Pendant la crise financière elles ont très bien notés des produits dérivés titrisés perclus de fraudes. Les 9/10ème des produits titrisés contenant des produits « SubPrimes » disposaient de la note maximale, le triple A. Devant la justice américaine, il leur a suffi juste d’expier leur faute au nom du premier amendement de la constitution américaine en disant que leurs notations n’étaient pas des actes financiers mais simplement de pures opinions.
Les notations des pays Africains sont donc alors de pures opinions mais que les investisseurs ont suivi au point d’oublier que la Côte d’ivoire à fait défaut il y a 3 ans, en 2011. Ces opinions ont alors convaincu les investisseurs de se concentrer sur les efforts de la côte d’ivoire (8% de croissance) et le retour à la stabilité politique si tant est qu’on puisse parler de stabilité sachant le verdict final du tribunal international contre l’ancien président reste toujours un facteur pouvant réveiller la guerre civile à moitié endormie dans ce pays.

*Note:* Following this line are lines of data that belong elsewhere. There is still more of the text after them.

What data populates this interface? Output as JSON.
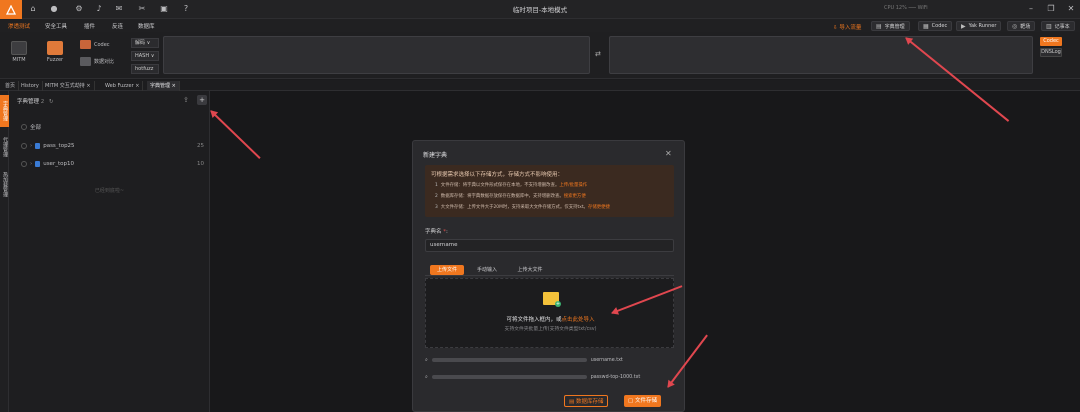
{
  "window": {
    "title": "临时项目-本地模式",
    "cpu": "CPU 12%",
    "wifi": "WiFi"
  },
  "menu": {
    "items": [
      "渗透测试",
      "安全工具",
      "插件",
      "反连",
      "数据库"
    ]
  },
  "toolbar": {
    "mitm": "MITM",
    "fuzzer": "Fuzzer",
    "codec": "Codec",
    "compare": "数据对比",
    "decode": "解码",
    "hash": "HASH",
    "hotpatch": "hotfuzz",
    "import": "导入流量",
    "right_buttons": [
      "字典管理",
      "Codec",
      "Yak Runner",
      "靶场",
      "记事本"
    ],
    "side_btns": [
      "Codec",
      "DNSLog"
    ]
  },
  "tabs": [
    {
      "label": "首页"
    },
    {
      "label": "History"
    },
    {
      "label": "MITM 交互式劫持"
    },
    {
      "label": "Web Fuzzer"
    },
    {
      "label": "字典管理",
      "active": true
    }
  ],
  "left_strip": [
    "字典管理",
    "代理管理",
    "热加载管理"
  ],
  "panel": {
    "title": "字典管理",
    "count": "2",
    "all": "全部",
    "items": [
      {
        "name": "pass_top25",
        "count": "25"
      },
      {
        "name": "user_top10",
        "count": "10"
      }
    ],
    "empty": "已经到底啦~"
  },
  "modal": {
    "title": "新建字典",
    "alert_head": "可根据需求选择以下存储方式，存储方式不影响使用：",
    "alert_items": [
      {
        "n": "1",
        "text": "文件存储：将字典以文件形式保存在本地，不支持增删改查。",
        "link": "上传/批量操作"
      },
      {
        "n": "2",
        "text": "数据库存储：将字典数据存放保存在数据库中，支持增删改查。",
        "link": "搜索更方便"
      },
      {
        "n": "3",
        "text": "大文件存储：上传文件大于20M时，支持采取大文件存储方式。仅支持txt。",
        "link": "存储更便捷"
      }
    ],
    "name_label": "字典名",
    "name_value": "username",
    "upload_tabs": [
      "上传文件",
      "手动输入",
      "上传大文件"
    ],
    "drop_main": "可将文件拖入框内，或",
    "drop_link": "点击此处导入",
    "drop_hint": "支持文件夹批量上传(支持文件类型txt/csv)",
    "files": [
      "username.txt",
      "passwd-top-1000.txt"
    ],
    "btn_db": "数据库存储",
    "btn_file": "文件存储"
  }
}
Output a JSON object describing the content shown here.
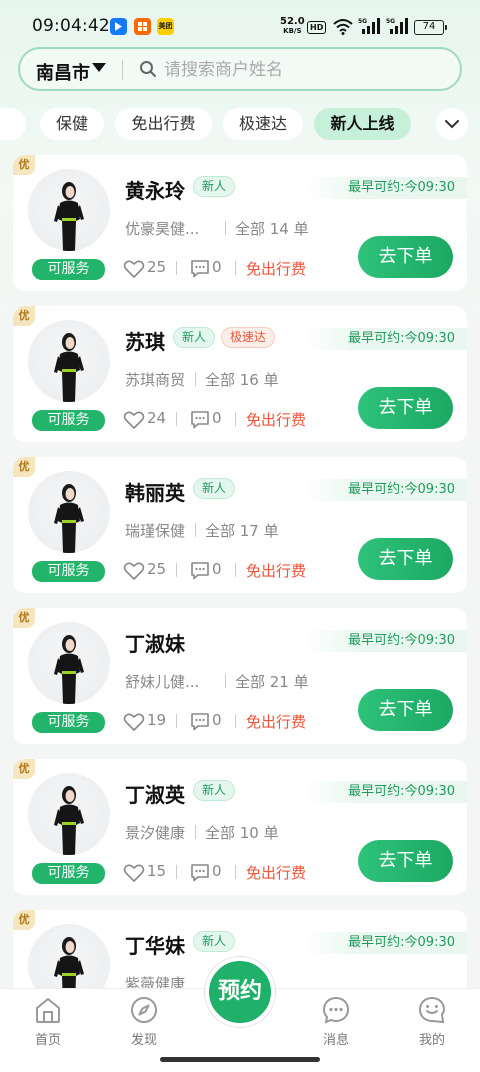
{
  "status_bar": {
    "time": "09:04:42",
    "app_icons": [
      "alipay-icon",
      "app-icon",
      "meituan-icon"
    ],
    "app_icon_texts": [
      "",
      "",
      "美团"
    ],
    "net_speed": "52.0",
    "net_unit": "KB/S",
    "hd": "HD",
    "battery": "74"
  },
  "search": {
    "city": "南昌市",
    "placeholder": "请搜索商户姓名"
  },
  "tabs": [
    {
      "label": "保健",
      "active": false
    },
    {
      "label": "免出行费",
      "active": false
    },
    {
      "label": "极速达",
      "active": false
    },
    {
      "label": "新人上线",
      "active": true
    }
  ],
  "card_common": {
    "badge": "优",
    "status": "可服务",
    "free_label": "免出行费",
    "order_button": "去下单"
  },
  "cards": [
    {
      "name": "黄永玲",
      "tags": [
        "新人"
      ],
      "earliest": "最早可约:今09:30",
      "shop": "优豪昊健...",
      "orders": "全部 14 单",
      "likes": "25",
      "messages": "0"
    },
    {
      "name": "苏琪",
      "tags": [
        "新人",
        "极速达"
      ],
      "earliest": "最早可约:今09:30",
      "shop": "苏琪商贸",
      "orders": "全部 16 单",
      "likes": "24",
      "messages": "0"
    },
    {
      "name": "韩丽英",
      "tags": [
        "新人"
      ],
      "earliest": "最早可约:今09:30",
      "shop": "瑞瑾保健",
      "orders": "全部 17 单",
      "likes": "25",
      "messages": "0"
    },
    {
      "name": "丁淑妹",
      "tags": [],
      "earliest": "最早可约:今09:30",
      "shop": "舒妹儿健...",
      "orders": "全部 21 单",
      "likes": "19",
      "messages": "0"
    },
    {
      "name": "丁淑英",
      "tags": [
        "新人"
      ],
      "earliest": "最早可约:今09:30",
      "shop": "景汐健康",
      "orders": "全部 10 单",
      "likes": "15",
      "messages": "0"
    },
    {
      "name": "丁华妹",
      "tags": [
        "新人"
      ],
      "earliest": "最早可约:今09:30",
      "shop": "紫薇健康",
      "orders": "",
      "likes": "",
      "messages": ""
    }
  ],
  "bottom_nav": {
    "items": [
      {
        "label": "首页",
        "icon": "home-icon"
      },
      {
        "label": "发现",
        "icon": "compass-icon"
      },
      {
        "label": "消息",
        "icon": "chat-icon"
      },
      {
        "label": "我的",
        "icon": "profile-icon"
      }
    ],
    "fab_label": "预约"
  },
  "colors": {
    "brand_green": "#1fb06a",
    "accent_red": "#f0553a",
    "tag_new": "#1f9c5d",
    "tag_fast": "#e2593a"
  }
}
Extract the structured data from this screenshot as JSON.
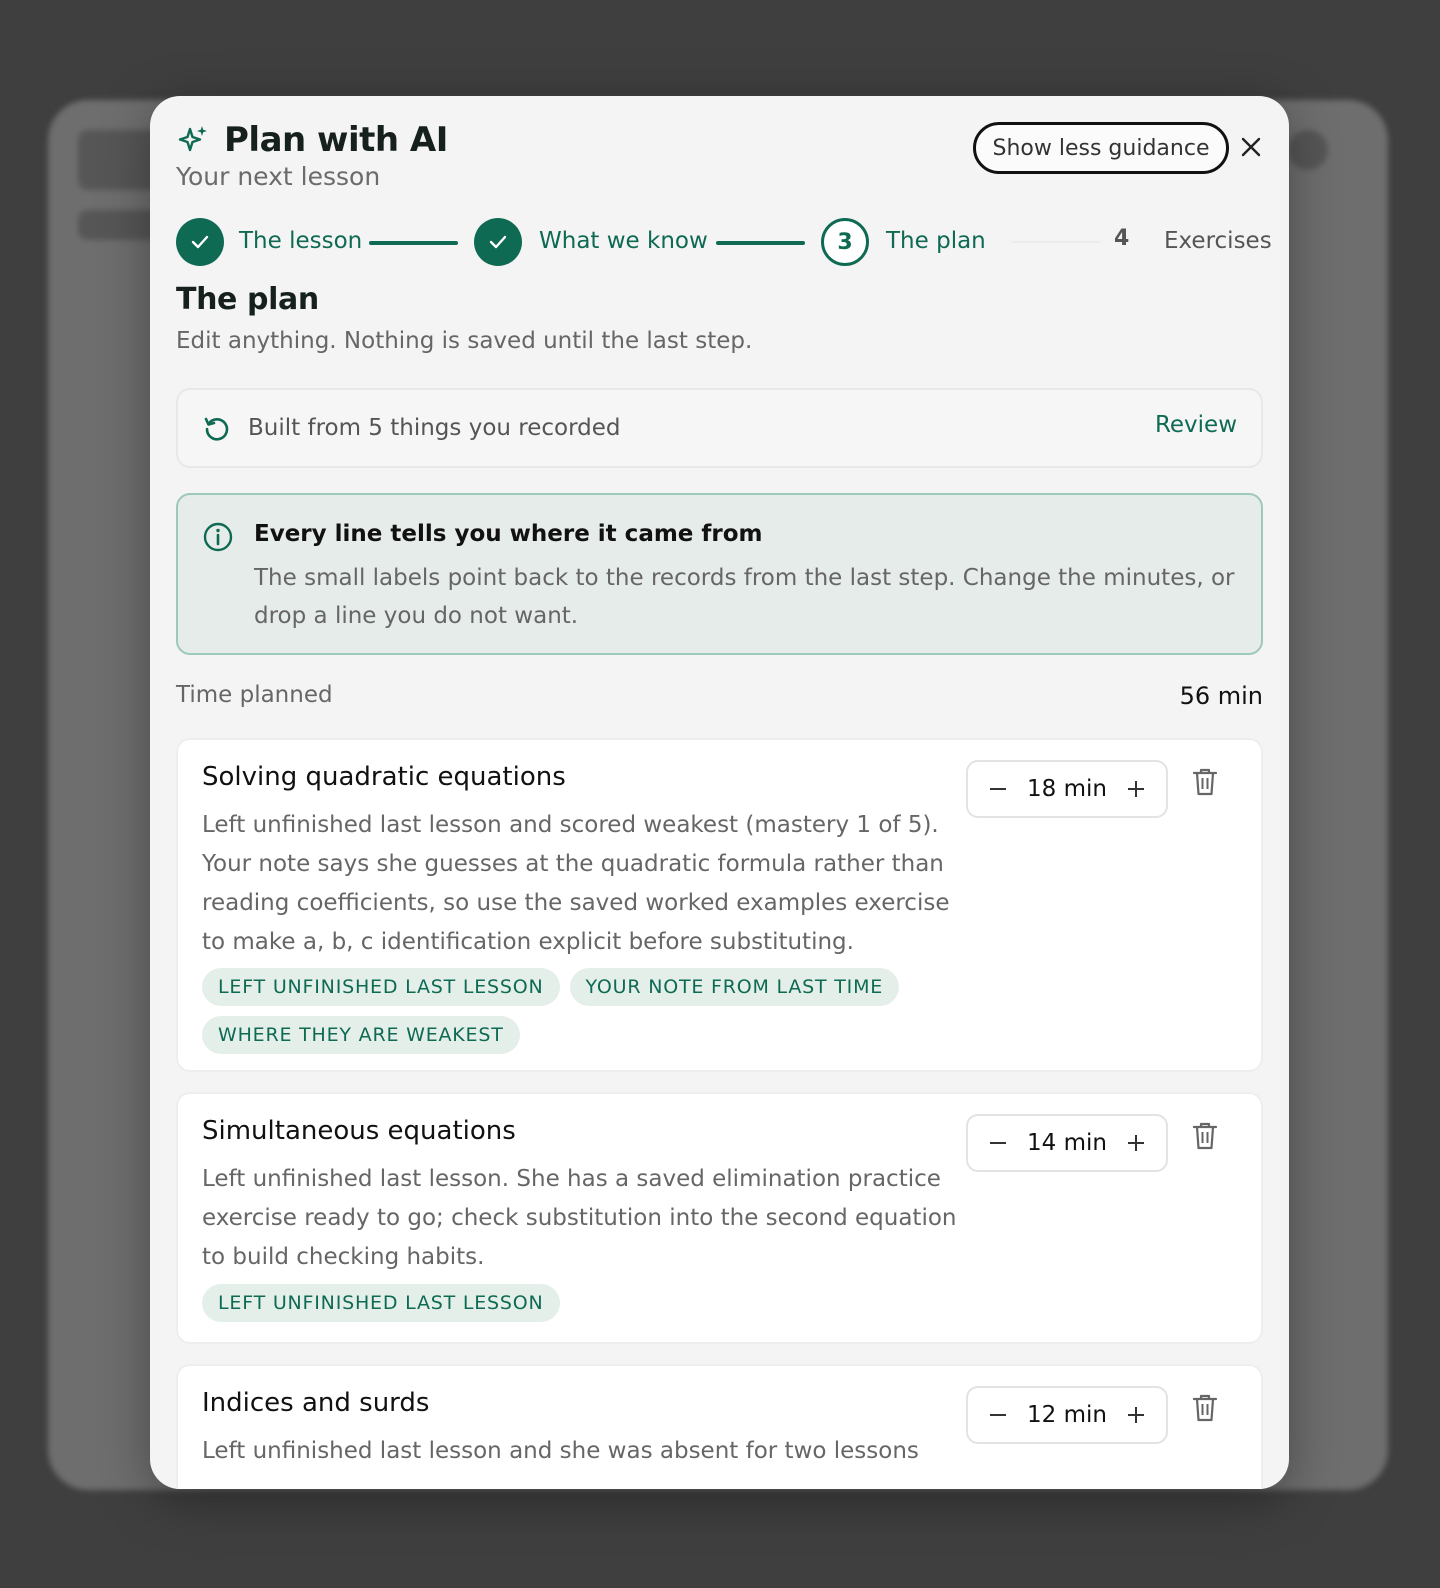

Le troisième point d’inquiétude et le plus important est relatif au risque de surcharge des économies des pays émetteurs avec trop de dettes. Cette situation pouvant comme l’a dit très justement la Directrice du FMI, Madame Lagarde Christine, « faire dérailler l’excellente conjoncture économique de la région ». Deux éléments au moins éléments peuvent contribuer à une telle situation.
• Le niveau des taux d’intérêts appliqués aux pays Africains en est le premier. Ces taux s’inscrivent dans la tendance globale du marché qui côte le risque africain entre 6 et 7%, voire plus (8,5% pour Ghana en 2007)
Les Euro-bonds émis par les pays Africains sont simplement trop chers car le niveau des taux d’intérêt est juste comparable à celui qui était constaté pour les pays européens en très grandes difficultés lors de la crise de la dette souveraine comme la Grèce ou l’Espagne. Paradoxalement, les pays émetteurs se réjouissent et qualifient même ces opérations de « réussite totale » puisque les souscriptions ont dépassé les attentes.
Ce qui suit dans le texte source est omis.